Washing fastness describes resistance to fading and staining when a dyed fabric is washed. The washing fastness of the dyed yarns was evaluated according to ISO 105-C06 using 4 g/L ECE detergent (Swissatest Testmaterialien) for 30 min at 40 °C (pH~8). The samples were attached to multifiber fabric and cotton fabric witnesses by sewing along all the sides to evaluate the tendency to stain other materials. After the wash, each sample was opened and dried at room temperature. Washing fastness scores for fading and staining range from 1 to 5, from the poorest to the best performance.

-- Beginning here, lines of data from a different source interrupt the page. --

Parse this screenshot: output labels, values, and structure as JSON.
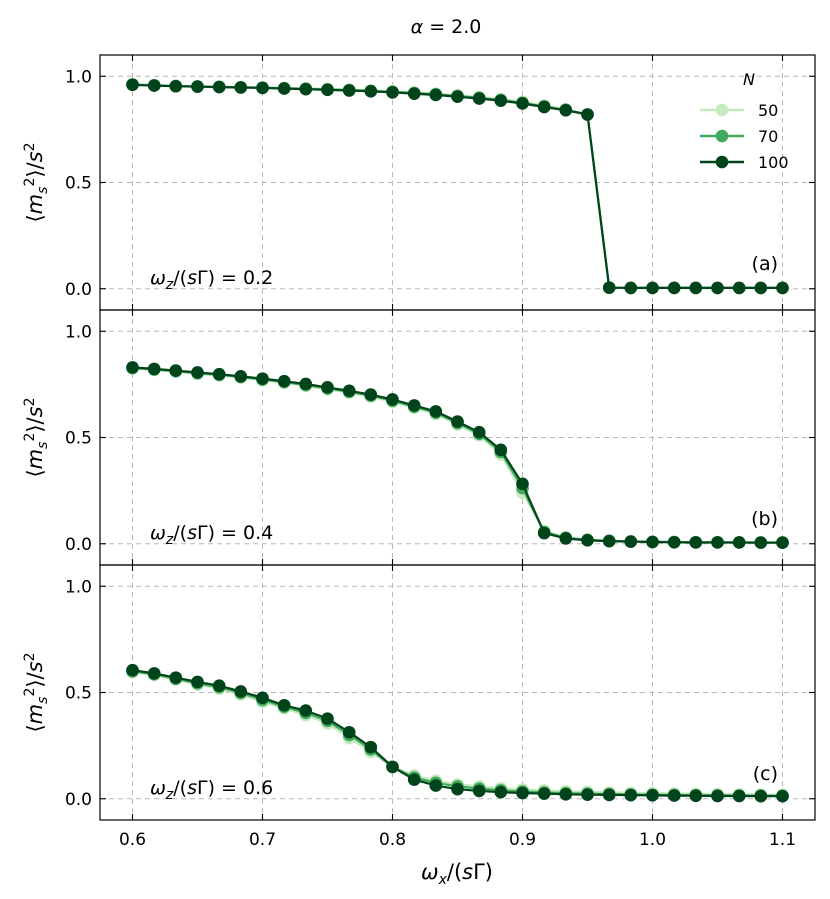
{
  "chart_data": {
    "type": "line",
    "title": "α = 2.0",
    "xlabel": "ω_x/(sΓ)",
    "ylabel": "⟨m_s²⟩/s²",
    "xlim": [
      0.575,
      1.125
    ],
    "ylim": [
      -0.1,
      1.1
    ],
    "xticks": [
      "0.6",
      "0.7",
      "0.8",
      "0.9",
      "1.0",
      "1.1"
    ],
    "yticks": [
      "0.0",
      "0.5",
      "1.0"
    ],
    "grid": true,
    "legend": {
      "title": "N",
      "position": "top-right",
      "entries": [
        "50",
        "70",
        "100"
      ]
    },
    "colors": {
      "N50": "#c7e9c0",
      "N70": "#41ab5d",
      "N100": "#00441b"
    },
    "x": [
      0.6,
      0.6125,
      0.625,
      0.6375,
      0.65,
      0.6625,
      0.675,
      0.6875,
      0.7,
      0.7125,
      0.725,
      0.7375,
      0.75,
      0.7625,
      0.775,
      0.7875,
      0.8,
      0.8125,
      0.825,
      0.8375,
      0.85,
      0.8625,
      0.875,
      0.8875,
      0.9,
      0.9125,
      0.925,
      0.9375,
      0.95,
      0.9625,
      0.975,
      0.9875,
      1.0,
      1.0125,
      1.025,
      1.0375,
      1.05,
      1.0625,
      1.075,
      1.0875,
      1.1
    ],
    "panels": [
      {
        "tag": "(a)",
        "annotation": "ω_z/(sΓ) = 0.2",
        "x": [
          0.6,
          0.6167,
          0.6333,
          0.65,
          0.6667,
          0.6833,
          0.7,
          0.7167,
          0.7333,
          0.75,
          0.7667,
          0.7833,
          0.8,
          0.8167,
          0.8333,
          0.85,
          0.8667,
          0.8833,
          0.9,
          0.9167,
          0.9333,
          0.95,
          0.9667,
          0.9833,
          1.0,
          1.0167,
          1.0333,
          1.05,
          1.0667,
          1.0833,
          1.1
        ],
        "series": [
          {
            "name": "50",
            "values": [
              0.962,
              0.958,
              0.955,
              0.953,
              0.951,
              0.949,
              0.947,
              0.945,
              0.943,
              0.94,
              0.937,
              0.933,
              0.929,
              0.924,
              0.918,
              0.911,
              0.903,
              0.893,
              0.88,
              0.863,
              0.845,
              0.82,
              0.005,
              0.004,
              0.004,
              0.004,
              0.004,
              0.004,
              0.004,
              0.004,
              0.004
            ]
          },
          {
            "name": "70",
            "values": [
              0.961,
              0.957,
              0.954,
              0.952,
              0.95,
              0.948,
              0.946,
              0.944,
              0.941,
              0.938,
              0.935,
              0.931,
              0.927,
              0.921,
              0.915,
              0.907,
              0.898,
              0.888,
              0.875,
              0.858,
              0.842,
              0.82,
              0.005,
              0.004,
              0.004,
              0.004,
              0.004,
              0.004,
              0.004,
              0.004,
              0.004
            ]
          },
          {
            "name": "100",
            "values": [
              0.96,
              0.956,
              0.953,
              0.951,
              0.949,
              0.947,
              0.945,
              0.942,
              0.939,
              0.936,
              0.933,
              0.929,
              0.924,
              0.918,
              0.912,
              0.904,
              0.895,
              0.885,
              0.872,
              0.855,
              0.84,
              0.82,
              0.005,
              0.004,
              0.004,
              0.004,
              0.004,
              0.004,
              0.004,
              0.004,
              0.004
            ]
          }
        ]
      },
      {
        "tag": "(b)",
        "annotation": "ω_z/(sΓ) = 0.4",
        "x": [
          0.6,
          0.6167,
          0.6333,
          0.65,
          0.6667,
          0.6833,
          0.7,
          0.7167,
          0.7333,
          0.75,
          0.7667,
          0.7833,
          0.8,
          0.8167,
          0.8333,
          0.85,
          0.8667,
          0.8833,
          0.9,
          0.9167,
          0.9333,
          0.95,
          0.9667,
          0.9833,
          1.0,
          1.0167,
          1.0333,
          1.05,
          1.0667,
          1.0833,
          1.1
        ],
        "series": [
          {
            "name": "50",
            "values": [
              0.825,
              0.818,
              0.81,
              0.8,
              0.792,
              0.782,
              0.77,
              0.758,
              0.743,
              0.727,
              0.711,
              0.692,
              0.668,
              0.64,
              0.61,
              0.56,
              0.51,
              0.42,
              0.24,
              0.06,
              0.03,
              0.02,
              0.015,
              0.012,
              0.01,
              0.009,
              0.008,
              0.008,
              0.007,
              0.007,
              0.007
            ]
          },
          {
            "name": "70",
            "values": [
              0.827,
              0.82,
              0.812,
              0.803,
              0.795,
              0.785,
              0.773,
              0.761,
              0.747,
              0.731,
              0.715,
              0.697,
              0.673,
              0.645,
              0.617,
              0.568,
              0.517,
              0.432,
              0.262,
              0.055,
              0.028,
              0.018,
              0.014,
              0.011,
              0.009,
              0.008,
              0.007,
              0.007,
              0.006,
              0.006,
              0.006
            ]
          },
          {
            "name": "100",
            "values": [
              0.83,
              0.823,
              0.815,
              0.806,
              0.798,
              0.788,
              0.777,
              0.765,
              0.752,
              0.736,
              0.72,
              0.702,
              0.679,
              0.651,
              0.623,
              0.575,
              0.525,
              0.442,
              0.282,
              0.05,
              0.025,
              0.016,
              0.012,
              0.01,
              0.008,
              0.007,
              0.006,
              0.006,
              0.006,
              0.005,
              0.005
            ]
          }
        ]
      },
      {
        "tag": "(c)",
        "annotation": "ω_z/(sΓ) = 0.6",
        "x": [
          0.6,
          0.6167,
          0.6333,
          0.65,
          0.6667,
          0.6833,
          0.7,
          0.7167,
          0.7333,
          0.75,
          0.7667,
          0.7833,
          0.8,
          0.8167,
          0.8333,
          0.85,
          0.8667,
          0.8833,
          0.9,
          0.9167,
          0.9333,
          0.95,
          0.9667,
          0.9833,
          1.0,
          1.0167,
          1.0333,
          1.05,
          1.0667,
          1.0833,
          1.1
        ],
        "series": [
          {
            "name": "50",
            "values": [
              0.595,
              0.582,
              0.56,
              0.538,
              0.518,
              0.49,
              0.455,
              0.425,
              0.393,
              0.355,
              0.285,
              0.22,
              0.15,
              0.11,
              0.085,
              0.068,
              0.058,
              0.05,
              0.044,
              0.04,
              0.036,
              0.033,
              0.03,
              0.028,
              0.026,
              0.025,
              0.023,
              0.022,
              0.021,
              0.02,
              0.019
            ]
          },
          {
            "name": "70",
            "values": [
              0.6,
              0.586,
              0.565,
              0.543,
              0.525,
              0.498,
              0.465,
              0.433,
              0.404,
              0.366,
              0.3,
              0.232,
              0.15,
              0.1,
              0.075,
              0.058,
              0.048,
              0.04,
              0.034,
              0.03,
              0.026,
              0.024,
              0.022,
              0.02,
              0.019,
              0.018,
              0.017,
              0.016,
              0.015,
              0.015,
              0.014
            ]
          },
          {
            "name": "100",
            "values": [
              0.605,
              0.59,
              0.57,
              0.55,
              0.532,
              0.505,
              0.475,
              0.44,
              0.415,
              0.377,
              0.313,
              0.243,
              0.15,
              0.09,
              0.062,
              0.045,
              0.037,
              0.031,
              0.027,
              0.024,
              0.021,
              0.019,
              0.018,
              0.017,
              0.016,
              0.015,
              0.014,
              0.013,
              0.013,
              0.012,
              0.012
            ]
          }
        ]
      }
    ]
  }
}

4.8.3. Acid and Alkaline Perspiration Fastness

Acid and alkaline perspiration fastness describe resistance to fading when a dyed fabric comes in contact with sweat, which is tested using acid and alkaline artificial perspiration mixtures prepared according to AATCC Test Method 15-1994. The alkaline artificial perspiration mixture was prepared by dissolving 0.5 g l-histidine-HCl.H₂O, 5.0 g NaCl and 5 g HNa₂PO₄ in 1 L distilled water and adjusting to pH 8 with 0.1 M NaOH. The acid artificial perspiration mixture was prepared by dissolving 0.5 g l-histidine-HCl.H₂O, 5.0 g NaCl, and 2.2 g HNa₂PO₄ in 1 L of distilled water and adjusting to pH 5.5 with 0.1 M HCl. The samples were attached to the multifiber fabric and cotton fabric witnesses as above and were placed in a dish containing 100 mL of the perspiration solution for 30 min. The samples were then pressed between two glass plates and placed in an upright position in a perspirometer (Atlas Electric Devices C.C., Chigaco, IL, USA) at 12.5 KPa for 4 h at 37 °C. Each sample was opened and dried at room temperature. Perspiration fastness scores for fading and staining range from 1 to 5, from the poorest to the best performance.

4.8.4. Light Fastness

Light fastness was evaluated using an Atlas Xenotest Alpha (Alpha Test, Atlas, Chicago, IL, USA) device equipped with a xenon lamp according to ISO 105. The dyed yarns were exposed to artificial light under controlled conditions with a set of reference materials. The color fastness was assessed by comparing the change in color of the test sample with that of the reference strips. The lightfastness score ranges from 1 to 7, from the poorest to the best performance.

4.9. Statistical Analysis

All assays were carried out at least three times and the data are presented as means ± standard deviations. Statistical significance in the gold-standard extraction experiments was established by one-way analysis of variance (ANOVA) followed by Tukey’s test for multiple comparisons, with a threshold of p < 0.05. For the new sustainable protocol, we evaluated the effect of different solvents on anthocyanin yields by two-way ANOVA followed by Šidák’s test for multiple comparisons, with a threshold of p < 0.05. Statistical significance in the anthocyanin stability experiments was established by multiple t-tests followed by Holm–Šidák correction for multiple comparisons, with a threshold of p < 0.05.

5. Conclusions

The use of agri-food waste streams as a source of natural dyes aligns with the concept of a green circular economy, converting waste into valuable resources. In this sustainable context, we set up an environmentally benign method, supported by robust statistical analysis, for the extraction of anthocyanins from red chicory leaves. The anthocyanins extracted by our optimized sustainable protocol showed high stability over time when lyophilized and had good textile dyeing properties. Such innovations will help to reduce waste in the agri-food industry as well as support sustainable and circular manufacturing.